Email: ye398@hunter.cuny.edu
Office: 520B Hunter North
Phone: 212-772-4236
Fall 2024 Advising Hours:
Tuesday/Thursday: noon-1:30PM;
Wednesday/Friday: 4-5:30PM
Yayoi Uno Everett is a native of Yokohama, Japan, and joins Hunter College from the University of Illinois at Chicago. She has previously taught at Emory University (2000-14), University of Illinois at Champaign-Urbana (1999-2000), and the University of Colorado at Boulder (1994-98). Her research focuses on the analysis of postwar art music, film, and opera from the perspectives of semiotics, narratology, multimedia theories, cultural studies, and East Asian aesthetics. Her publications include monographs entitled Reconfiguring Myth and Narrative in Contemporary Operas (Indiana University Press, 2015) and The Music of Louis Andriessen (Cambridge University Press, 2006), a co-edited volume Locating East Asia in Western Music, and various peer-reviewed articles on music by Kaija Saariaho, John Adams, Thomas Adeès, Charles Wuorinen, Louis Andriessen, György Ligeti, Elliott Carter, Toru Takemitsu, Toshi Ichiyanagi, Chou-Wen Chung, Lei Liang, Kyong Mee Choi, and Unsuk Chin. Since 2016, she has given invited lectures at Northwestern University, UW Madison, University of South Carolina, University of Miami, UNC Greensboro, McGill University, and University of Michigan, and delivered plenary and keynote addresses at regional and national conferences of Society for Music Theory. She has served on PhD dissertation committees at University of Helsinki, Northwestern University, and Temple University, and guest taught a graduate seminar on Topic Theory and Intertextuality at University of Chicago (2016).
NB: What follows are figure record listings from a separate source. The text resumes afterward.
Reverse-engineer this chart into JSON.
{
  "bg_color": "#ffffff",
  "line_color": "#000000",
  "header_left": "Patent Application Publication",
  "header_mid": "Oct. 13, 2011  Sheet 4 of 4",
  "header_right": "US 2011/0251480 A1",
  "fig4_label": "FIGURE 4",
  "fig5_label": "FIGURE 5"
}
She is currently co-editing a collection of essays entitled Opera in Flux: Staging, Narrative, Identity (provisional title) under contract with University of Michigan Press.
Everett served as the associate editor of Music Theory Spectrum (2015-18). She served as president for Music Theory Southeast (2010-12) and as member/chair for Society of Music Theory’s Executive Board, Publication Subvention, and Diversity committees (1998-2009). She is the recipient of fellowships and awards from UIC’s Creativity Activity Award, Dean’s Research Award, NEAC Research Fellowship from the Association of Asian Studies, Fox Center for Humanistic Inquiry at Emory University, the Japan Foundation, Bogliasco Foundation, Asian Council, and the National Endowment for Humanities.